When Grossman signed Janis Joplin and her four bandmates from Big Brother and the Holding Company in 1967, he told them he would not tolerate any intravenous drug use, and all five agreed to abide by the rule. When he discovered, in the spring of 1969, that Joplin was injecting drugs anyway, he did not confront her. Instead, in June 1969 he took out a life insurance policy guaranteeing him $200,000 in the event she died in an accident. His yearly premium was $3,500.

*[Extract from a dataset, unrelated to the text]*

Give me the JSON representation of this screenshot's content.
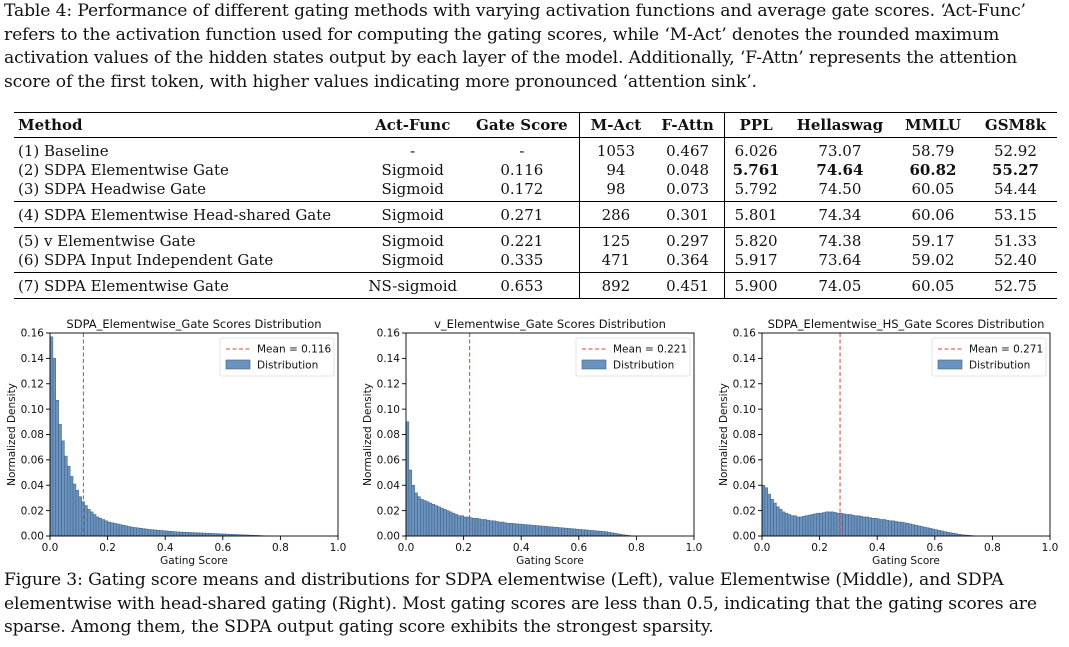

On October 4, 1970, two-and-a-half months after Grossman was dealt a blow by the dissolution of his contracts with Dylan, his most famous remaining client, Janis Joplin, died suddenly from a heroin overdose. Grossman refused to speak about her death to journalists or colleagues in the music business, leaving his employee Myra Friedman to handle the phone calls that flooded their office. According to Joplin biographer Ellis Amburn, Grossman's "feelings about the loss of his most valuable client are not known." What is known is that in 1974, by which time his only living clients were the members of The Band, he kept busy with Joplin's legacy. The San Francisco Associated Indemnity Corporation challenged him on his collection of $200,000 from his life insurance policy, which led to a bizarre civil trial in the spring of that year, covered by the New York Post, in which the insurer tried to prove that the singer's death was a suicide, not an accidental overdose as had been determined by Dr. Thomas Noguchi. Grossman testified that he had never known the extent of Joplin's substance abuse when she was alive, and that he secured the accidental death policy "with air crashes in mind." He won the case and collected $112,000. In 1974 he also assisted Howard Alk with the creation of the feature-length documentary Janis, locating and using black and white film footage in which the singer says she is satisfied with Grossman as her manager.
Over the course of his career, Grossman's client list included Todd Rundgren, Odetta, Peter, Paul and Mary, John Lee Hooker, Ian and Sylvia, Phil Ochs (early in his career), Gordon Lightfoot, Richie Havens, The Pozo Seco Singers, The Band, the Electric Flag, Jesse Winchester, and Janis Joplin.